Le piratage du réseau gouvernemental Allemand a causé des dégâts considérables.

Une cyberattaque sur les systèmes informatiques du gouvernement Allemand qui aurait été commise par un groupe de piratage soutenu par la Russie est en cours et pourrait avoir causé des « dommages considérables », ont déclaré jeudi des membres du comité de surveillance du renseignement du Parlement.

Les nouvelles de la piraterie ont éclaté mercredi avec un rapport de l’agence de presse Allemande DPA et les membres du comité ont exprimé leur indignation d’avoir été les premiers informés de l’attaque, découverte en décembre, par les médias.

« Bien qu’il puisse y avoir de bons arguments sur la raison pour laquelle certaines informations ont été maintenues au cours des dernières semaines, il est totalement inacceptable que nous ayons été informés hier par DPA », a déclaré aux journalistes le député Konstantin von Notz.

Citant des sources de sécurité non identifiées, DPA a rapporté que les enquêteurs pensent qu’un groupe Russe connu sous le nom de Snake a effectué le piratage qui a violé les ministères des affaires étrangères et de la défense de l’Allemagne et a réussi à voler des données. Il a déclaré que l’attaque avait été découverte en décembre et qu’elle se déroulait peut-être depuis un an.

Plus tôt, le DPA avait signalé que le groupe derrière l’attaque était APT28, également connu sous d’autres noms, y compris « Fancy Bear ». L’APT28, qui a été liée aux renseignements militaires Russes, a été accusée d’avoir attaqué le Parlement Allemand en 2015, ainsi que l’OTAN, les gouvernements d’Europe de l’Est, la campagne électorale américaine, les agences antidopage et d’autres cibles.

Le ministère de l’Intérieur a confirmé mercredi que des réseaux appartenant à « l’administration fédérale » avaient été piratés, affirmant que « l’attaque était isolée et maîtrisée ».

Un porte-parole du ministère de l’Intérieur n’a pas donné plus de détails, citant l’analyse en cours et les mesures de sécurité prises.

Armin Schuster, membre des chrétiens-démocrates de la chancelière Angela Merkel et président du comité de surveillance du renseignement, a qualifié cette initiative de «véritable attaque» contre le réseau gouvernemental.

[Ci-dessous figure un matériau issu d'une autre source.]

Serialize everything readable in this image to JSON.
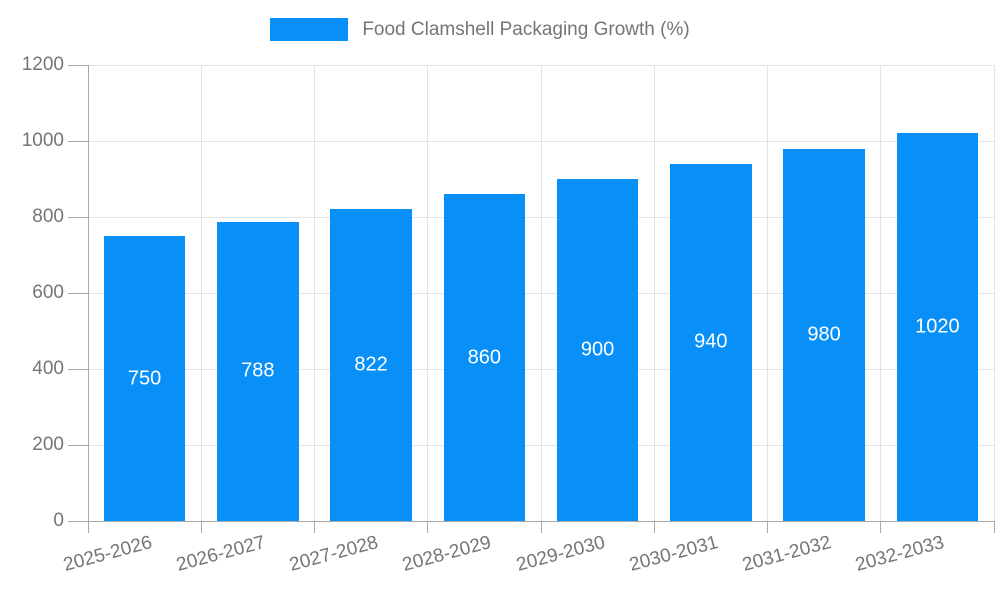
{
  "chart_data": {
    "type": "bar",
    "title": "Food Clamshell Packaging Growth (%)",
    "categories": [
      "2025-2026",
      "2026-2027",
      "2027-2028",
      "2028-2029",
      "2029-2030",
      "2030-2031",
      "2031-2032",
      "2032-2033"
    ],
    "values": [
      750,
      788,
      822,
      860,
      900,
      940,
      980,
      1020
    ],
    "xlabel": "",
    "ylabel": "",
    "ylim": [
      0,
      1200
    ],
    "yticks": [
      0,
      200,
      400,
      600,
      800,
      1000,
      1200
    ],
    "grid": true,
    "legend_position": "top-center",
    "x_label_rotation_deg": -15,
    "colors": {
      "bar": "#0990f8",
      "bar_value_text": "#ffffff",
      "grid": "#e3e3e3",
      "axis": "#a8a8a8",
      "tick_text": "#757575",
      "legend_text": "#757575",
      "background": "#ffffff"
    }
  }
}
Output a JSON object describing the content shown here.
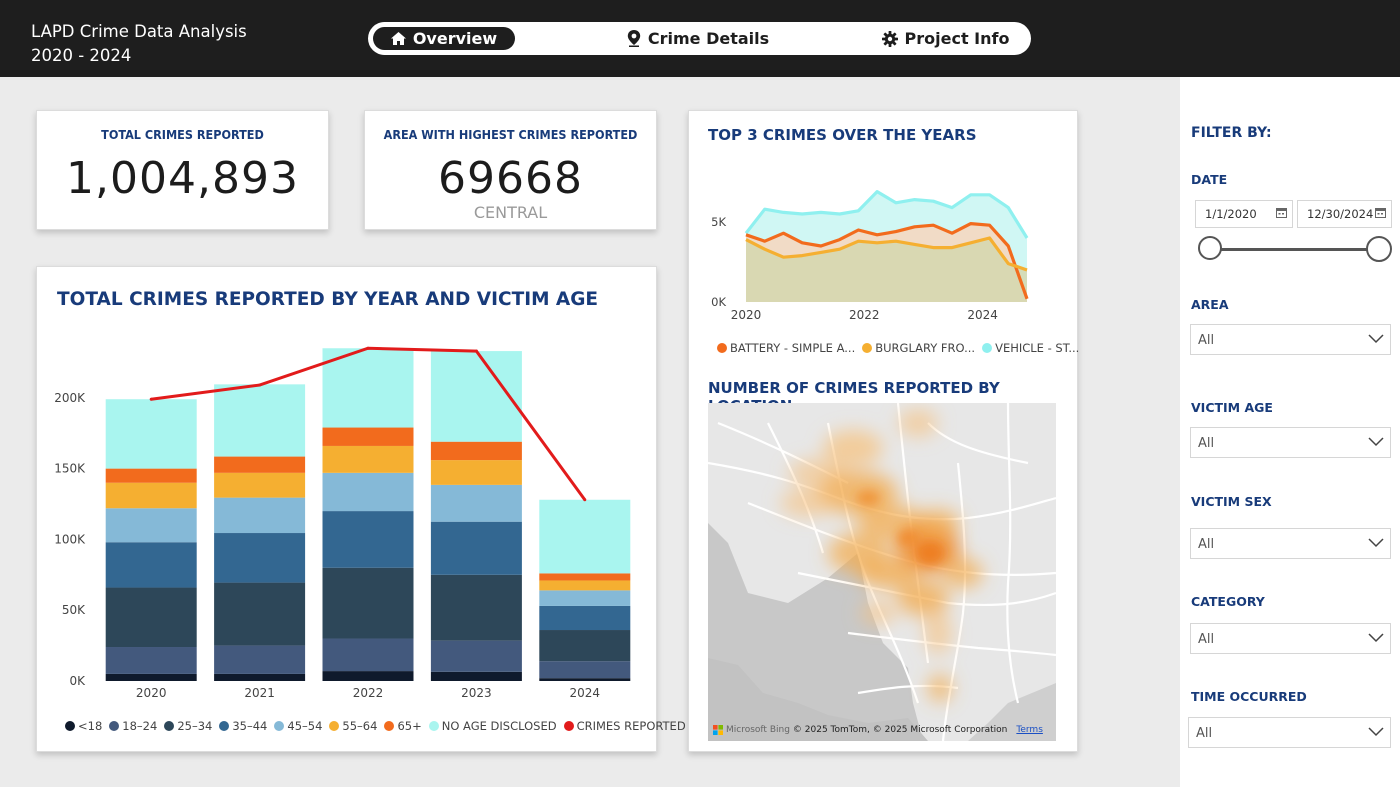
{
  "header": {
    "title_line1": "LAPD Crime Data Analysis",
    "title_line2": "2020 - 2024",
    "tabs": [
      {
        "label": "Overview",
        "icon": "home-icon",
        "active": true
      },
      {
        "label": "Crime Details",
        "icon": "map-pin-icon",
        "active": false
      },
      {
        "label": "Project Info",
        "icon": "gear-icon",
        "active": false
      }
    ]
  },
  "kpis": {
    "total_label": "TOTAL CRIMES REPORTED",
    "total_value": "1,004,893",
    "area_label": "AREA WITH HIGHEST CRIMES REPORTED",
    "area_value": "69668",
    "area_name": "CENTRAL"
  },
  "bar_chart": {
    "title": "TOTAL CRIMES REPORTED BY YEAR AND VICTIM AGE"
  },
  "line_chart": {
    "title": "TOP 3 CRIMES OVER THE YEARS"
  },
  "map": {
    "title": "NUMBER OF CRIMES REPORTED BY LOCATION",
    "logo_text": "Microsoft Bing",
    "attribution": "© 2025 TomTom, © 2025 Microsoft Corporation",
    "terms_link": "Terms"
  },
  "filters": {
    "title": "FILTER BY:",
    "date_label": "DATE",
    "date_start": "1/1/2020",
    "date_end": "12/30/2024",
    "date_range_fraction": [
      0,
      1
    ],
    "dropdowns": [
      {
        "label": "AREA",
        "value": "All"
      },
      {
        "label": "VICTIM AGE",
        "value": "All"
      },
      {
        "label": "VICTIM SEX",
        "value": "All"
      },
      {
        "label": "CATEGORY",
        "value": "All"
      },
      {
        "label": "TIME OCCURRED",
        "value": "All"
      }
    ]
  },
  "colors": {
    "header_bg": "#1e1e1e",
    "title_blue": "#183b7a",
    "line_red": "#e21b1b"
  },
  "chart_data": [
    {
      "type": "bar",
      "stacked": true,
      "title": "TOTAL CRIMES REPORTED BY YEAR AND VICTIM AGE",
      "categories": [
        "2020",
        "2021",
        "2022",
        "2023",
        "2024"
      ],
      "ylim": [
        0,
        250000
      ],
      "yticks": [
        0,
        50000,
        100000,
        150000,
        200000
      ],
      "ytick_labels": [
        "0K",
        "50K",
        "100K",
        "150K",
        "200K"
      ],
      "legend_position": "bottom",
      "series": [
        {
          "name": "<18",
          "color": "#0f1a2c",
          "values": [
            5000,
            5000,
            7000,
            6500,
            2000
          ]
        },
        {
          "name": "18–24",
          "color": "#43597d",
          "values": [
            19000,
            20000,
            23000,
            22000,
            12000
          ]
        },
        {
          "name": "25–34",
          "color": "#2d4759",
          "values": [
            42000,
            44500,
            50000,
            46500,
            22000
          ]
        },
        {
          "name": "35–44",
          "color": "#336791",
          "values": [
            32000,
            35000,
            40000,
            37500,
            17000
          ]
        },
        {
          "name": "45–54",
          "color": "#85b9d7",
          "values": [
            24000,
            25000,
            27000,
            26000,
            11000
          ]
        },
        {
          "name": "55–64",
          "color": "#f5af31",
          "values": [
            18000,
            17500,
            19000,
            17500,
            7000
          ]
        },
        {
          "name": "65+",
          "color": "#f26b1d",
          "values": [
            10000,
            11500,
            13000,
            13000,
            5000
          ]
        },
        {
          "name": "NO AGE DISCLOSED",
          "color": "#a9f5ef",
          "values": [
            49000,
            51000,
            56000,
            64000,
            52000
          ]
        }
      ],
      "line_series": {
        "name": "CRIMES REPORTED",
        "color": "#e21b1b",
        "values": [
          199000,
          209000,
          235000,
          233000,
          128000
        ]
      }
    },
    {
      "type": "area",
      "title": "TOP 3 CRIMES OVER THE YEARS",
      "x_start": 2020,
      "x_end": 2024.75,
      "ylim": [
        0,
        8000
      ],
      "yticks": [
        0,
        5000
      ],
      "ytick_labels": [
        "0K",
        "5K"
      ],
      "xticks": [
        2020,
        2022,
        2024
      ],
      "legend_position": "bottom",
      "series": [
        {
          "name": "VEHICLE - STOLEN",
          "legend_label": "VEHICLE - ST...",
          "color": "#8ff0ef",
          "fill": "#c8f6f2",
          "values": [
            4300,
            5800,
            5600,
            5500,
            5600,
            5500,
            5700,
            6900,
            6200,
            6400,
            6300,
            5900,
            6700,
            6700,
            5900,
            4000
          ]
        },
        {
          "name": "BATTERY - SIMPLE ASSAULT",
          "legend_label": "BATTERY - SIMPLE A...",
          "color": "#f26b1d",
          "fill": "#f7d6bd",
          "values": [
            4200,
            3800,
            4300,
            3700,
            3500,
            3900,
            4500,
            4200,
            4400,
            4700,
            4800,
            4300,
            4900,
            4800,
            3500,
            200
          ]
        },
        {
          "name": "BURGLARY FROM VEHICLE",
          "legend_label": "BURGLARY FRO...",
          "color": "#f5af31",
          "fill": "#d5d7ae",
          "values": [
            3900,
            3300,
            2800,
            2900,
            3100,
            3300,
            3800,
            3700,
            3800,
            3600,
            3400,
            3400,
            3700,
            4000,
            2400,
            2000
          ]
        }
      ]
    }
  ]
}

« C’est une attaque en cours et par conséquent les discussions publiques sur les détails seraient simplement un avertissement à l’attaquant que nous ne voulons pas donner », at-il déclaré après une réunion d’urgence du comité. « Le renversement de secrets a causé des dommages considérables, mais le gouvernement, à ce jour, essaie de limiter les dégâts. »

Le député du Parti de gauche et membre du comité de surveillance du renseignement, André Hahn, a déclaré qu’à son avis le gouvernement essayait de « minimiser » l’importance de l’attaque.

« Je crains qu’au cours des prochaines semaines, un peu plus de choses ne soient révélées », a-t-il déclaré.

Les médias Allemands ont rapporté que la violation était autorisée à continuer afin que les enquêteurs puissent recueillir des informations sur la portée et les cibles de l’attaque, et ses initiateurs.

Selon l’agence de renseignement Allemande, Snake, le groupe suspecté d’être à l’origine de l’attaque, a fait son apparition en 2005 et utilise «un logiciel très complexe et de haute qualité» qui porte également le nom d’Uroburos ou de Turla.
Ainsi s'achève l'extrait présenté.